India, meanwhile, will probably be looking for assurance that it remains a central part of the U.S. strategic pivot toward the Asia-Pacific region. It will also look for better terms under America's H-1B visa program for foreign high-tech workers coming to or already in the United States. And, as the world's largest weapons importer, India seeks more joint design, development and production in defense projects.

Some in Washington wonder whether New Delhi actually wants significantly closer ties with the U.S. right now, even as India's allure as a rising power diminishes.

"All of this, combined with general elections around the corner, mean that American expectations are low," said Dhruva Jaishankar, a fellow with the German Marshall Fund of the United States in Washington. "The perception of economic turnaround would, however, change a lot."

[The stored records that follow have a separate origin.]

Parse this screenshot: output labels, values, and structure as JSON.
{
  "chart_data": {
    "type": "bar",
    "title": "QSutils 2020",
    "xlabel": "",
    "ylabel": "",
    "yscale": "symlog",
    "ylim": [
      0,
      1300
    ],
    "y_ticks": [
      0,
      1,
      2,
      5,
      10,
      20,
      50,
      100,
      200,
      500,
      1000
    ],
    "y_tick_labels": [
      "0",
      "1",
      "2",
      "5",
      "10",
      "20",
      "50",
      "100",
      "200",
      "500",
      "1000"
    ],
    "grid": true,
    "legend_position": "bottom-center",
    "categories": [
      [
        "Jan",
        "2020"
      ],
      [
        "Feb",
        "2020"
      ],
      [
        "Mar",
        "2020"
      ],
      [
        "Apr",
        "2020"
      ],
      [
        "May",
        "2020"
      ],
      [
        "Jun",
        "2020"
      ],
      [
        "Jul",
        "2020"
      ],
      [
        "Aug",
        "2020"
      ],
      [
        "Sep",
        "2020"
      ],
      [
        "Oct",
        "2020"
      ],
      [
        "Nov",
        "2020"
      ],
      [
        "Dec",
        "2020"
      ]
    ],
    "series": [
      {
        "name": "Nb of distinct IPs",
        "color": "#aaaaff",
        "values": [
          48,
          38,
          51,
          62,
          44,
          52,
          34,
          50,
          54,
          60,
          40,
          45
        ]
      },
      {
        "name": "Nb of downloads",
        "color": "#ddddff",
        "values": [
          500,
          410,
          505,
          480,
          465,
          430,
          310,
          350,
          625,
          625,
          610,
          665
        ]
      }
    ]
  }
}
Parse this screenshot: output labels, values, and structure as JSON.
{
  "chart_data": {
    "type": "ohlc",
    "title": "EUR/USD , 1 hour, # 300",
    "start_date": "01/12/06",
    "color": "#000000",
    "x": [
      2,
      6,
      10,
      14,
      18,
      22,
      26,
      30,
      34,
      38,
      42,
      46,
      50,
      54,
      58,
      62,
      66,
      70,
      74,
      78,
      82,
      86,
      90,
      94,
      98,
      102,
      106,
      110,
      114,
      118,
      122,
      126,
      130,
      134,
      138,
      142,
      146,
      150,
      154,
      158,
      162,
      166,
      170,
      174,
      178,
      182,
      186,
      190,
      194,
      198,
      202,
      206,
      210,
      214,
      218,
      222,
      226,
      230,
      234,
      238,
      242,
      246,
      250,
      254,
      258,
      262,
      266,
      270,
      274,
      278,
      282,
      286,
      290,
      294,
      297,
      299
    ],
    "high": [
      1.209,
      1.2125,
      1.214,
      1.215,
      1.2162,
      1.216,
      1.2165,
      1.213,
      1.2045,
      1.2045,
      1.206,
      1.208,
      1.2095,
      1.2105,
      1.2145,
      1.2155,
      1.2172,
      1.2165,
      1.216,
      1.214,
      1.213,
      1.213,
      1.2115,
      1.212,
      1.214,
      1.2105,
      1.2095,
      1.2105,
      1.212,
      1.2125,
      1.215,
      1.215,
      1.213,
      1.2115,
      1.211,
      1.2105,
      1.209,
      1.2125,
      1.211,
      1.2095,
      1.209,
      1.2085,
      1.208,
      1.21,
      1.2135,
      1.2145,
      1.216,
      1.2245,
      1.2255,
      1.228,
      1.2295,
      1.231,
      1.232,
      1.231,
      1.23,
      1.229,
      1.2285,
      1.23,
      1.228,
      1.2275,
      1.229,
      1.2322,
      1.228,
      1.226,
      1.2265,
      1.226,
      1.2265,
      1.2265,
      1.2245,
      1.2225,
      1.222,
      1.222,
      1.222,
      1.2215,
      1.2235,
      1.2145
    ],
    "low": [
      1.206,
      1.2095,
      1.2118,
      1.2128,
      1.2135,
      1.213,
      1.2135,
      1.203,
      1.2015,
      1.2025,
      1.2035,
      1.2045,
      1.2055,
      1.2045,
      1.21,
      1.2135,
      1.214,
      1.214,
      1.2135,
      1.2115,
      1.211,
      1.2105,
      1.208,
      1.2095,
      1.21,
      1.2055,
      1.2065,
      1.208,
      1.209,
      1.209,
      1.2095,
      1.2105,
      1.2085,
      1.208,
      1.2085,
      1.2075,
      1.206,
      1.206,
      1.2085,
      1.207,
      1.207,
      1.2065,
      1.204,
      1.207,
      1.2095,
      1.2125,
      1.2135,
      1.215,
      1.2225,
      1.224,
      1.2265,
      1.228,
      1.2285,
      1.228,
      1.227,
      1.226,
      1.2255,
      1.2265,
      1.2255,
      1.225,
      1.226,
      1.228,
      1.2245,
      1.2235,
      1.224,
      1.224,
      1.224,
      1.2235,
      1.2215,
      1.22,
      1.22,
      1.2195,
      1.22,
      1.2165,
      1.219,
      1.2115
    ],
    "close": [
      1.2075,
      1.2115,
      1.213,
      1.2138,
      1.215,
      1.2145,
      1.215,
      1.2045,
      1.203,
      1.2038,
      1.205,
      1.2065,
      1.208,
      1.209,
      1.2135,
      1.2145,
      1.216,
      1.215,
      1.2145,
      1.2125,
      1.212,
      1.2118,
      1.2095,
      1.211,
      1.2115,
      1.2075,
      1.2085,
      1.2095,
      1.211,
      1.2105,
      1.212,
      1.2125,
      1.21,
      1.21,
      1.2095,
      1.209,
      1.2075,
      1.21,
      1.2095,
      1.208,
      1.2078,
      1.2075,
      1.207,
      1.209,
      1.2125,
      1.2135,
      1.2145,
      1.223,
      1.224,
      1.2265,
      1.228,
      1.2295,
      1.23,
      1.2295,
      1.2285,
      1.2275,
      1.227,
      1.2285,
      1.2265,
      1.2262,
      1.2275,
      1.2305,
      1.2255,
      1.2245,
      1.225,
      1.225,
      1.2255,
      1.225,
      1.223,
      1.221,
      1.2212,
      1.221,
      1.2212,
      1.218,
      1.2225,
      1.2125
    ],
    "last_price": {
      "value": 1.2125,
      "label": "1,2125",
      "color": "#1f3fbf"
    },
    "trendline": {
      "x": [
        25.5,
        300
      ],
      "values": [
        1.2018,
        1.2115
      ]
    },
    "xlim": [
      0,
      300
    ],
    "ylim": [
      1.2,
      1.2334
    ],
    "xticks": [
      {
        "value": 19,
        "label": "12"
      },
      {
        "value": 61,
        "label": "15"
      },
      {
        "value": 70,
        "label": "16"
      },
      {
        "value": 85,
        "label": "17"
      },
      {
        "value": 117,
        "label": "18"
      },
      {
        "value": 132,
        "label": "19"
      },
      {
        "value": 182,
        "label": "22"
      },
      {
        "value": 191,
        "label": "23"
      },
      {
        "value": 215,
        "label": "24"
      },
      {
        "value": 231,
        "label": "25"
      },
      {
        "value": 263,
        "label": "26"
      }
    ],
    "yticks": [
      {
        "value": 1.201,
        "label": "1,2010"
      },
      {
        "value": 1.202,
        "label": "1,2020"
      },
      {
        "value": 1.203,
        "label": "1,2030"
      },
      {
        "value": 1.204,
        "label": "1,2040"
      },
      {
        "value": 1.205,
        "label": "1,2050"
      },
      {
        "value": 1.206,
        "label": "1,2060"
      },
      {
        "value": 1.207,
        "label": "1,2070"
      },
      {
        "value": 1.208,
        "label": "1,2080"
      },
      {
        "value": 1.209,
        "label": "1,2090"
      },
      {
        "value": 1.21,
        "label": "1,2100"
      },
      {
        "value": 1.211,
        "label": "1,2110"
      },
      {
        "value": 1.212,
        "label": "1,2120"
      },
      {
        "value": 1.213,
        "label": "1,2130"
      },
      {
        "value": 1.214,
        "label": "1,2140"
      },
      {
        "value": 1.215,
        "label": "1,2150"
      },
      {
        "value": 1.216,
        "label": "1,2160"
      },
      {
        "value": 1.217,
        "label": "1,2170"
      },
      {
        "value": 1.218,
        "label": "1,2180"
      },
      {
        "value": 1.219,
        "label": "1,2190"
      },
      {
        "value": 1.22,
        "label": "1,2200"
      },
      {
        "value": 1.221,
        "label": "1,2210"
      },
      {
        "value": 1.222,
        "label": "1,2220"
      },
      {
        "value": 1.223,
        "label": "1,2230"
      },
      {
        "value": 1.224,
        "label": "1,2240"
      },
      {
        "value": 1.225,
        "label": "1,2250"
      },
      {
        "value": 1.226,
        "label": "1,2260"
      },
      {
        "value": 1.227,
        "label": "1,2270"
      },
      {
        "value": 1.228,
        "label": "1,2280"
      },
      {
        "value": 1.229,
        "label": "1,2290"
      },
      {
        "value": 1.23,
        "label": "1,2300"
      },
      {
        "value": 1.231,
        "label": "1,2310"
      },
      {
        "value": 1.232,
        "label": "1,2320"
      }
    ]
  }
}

Both sides are also likely to discuss India's neighbor Afghanistan, where U.S.-led NATO combat troops are preparing to withdraw by the end of 2014 amid concern that a resurgent Taliban could further destabilize the region.

Obama and Singh are also expected to discuss a proposed bilateral investment treaty. U.S. companies welcomed a recent Indian concession allowing commercial disputes to be settled by international arbitration rather than through India's often creaky courts, but they still view economic reforms as too slow. India counters that it's moving at its own pace, and cites recently eased restrictions on foreign retailers.

Liability issues remain a major sticking point with the cornerstone civil nuclear deal, which allowed India to acquire nuclear fuel for civilian use from suppliers around the globe. Under a 2010 Indian law, foreign suppliers assume nearly unlimited liability for accidents.

Fresh in Indians' minds is the 1984 Bhopal gas tragedy, which killed from 2,200 to more than 8,000 people, and the perception that U.S.-based chemical firm Union Carbide shirked its responsibilities. U.S. companies counter that open-ended liability is unworkable and out of step with international norms.

Special correspondent Sharma reported from New Delhi and Times staff writer Magnier from Islamabad, Pakistan.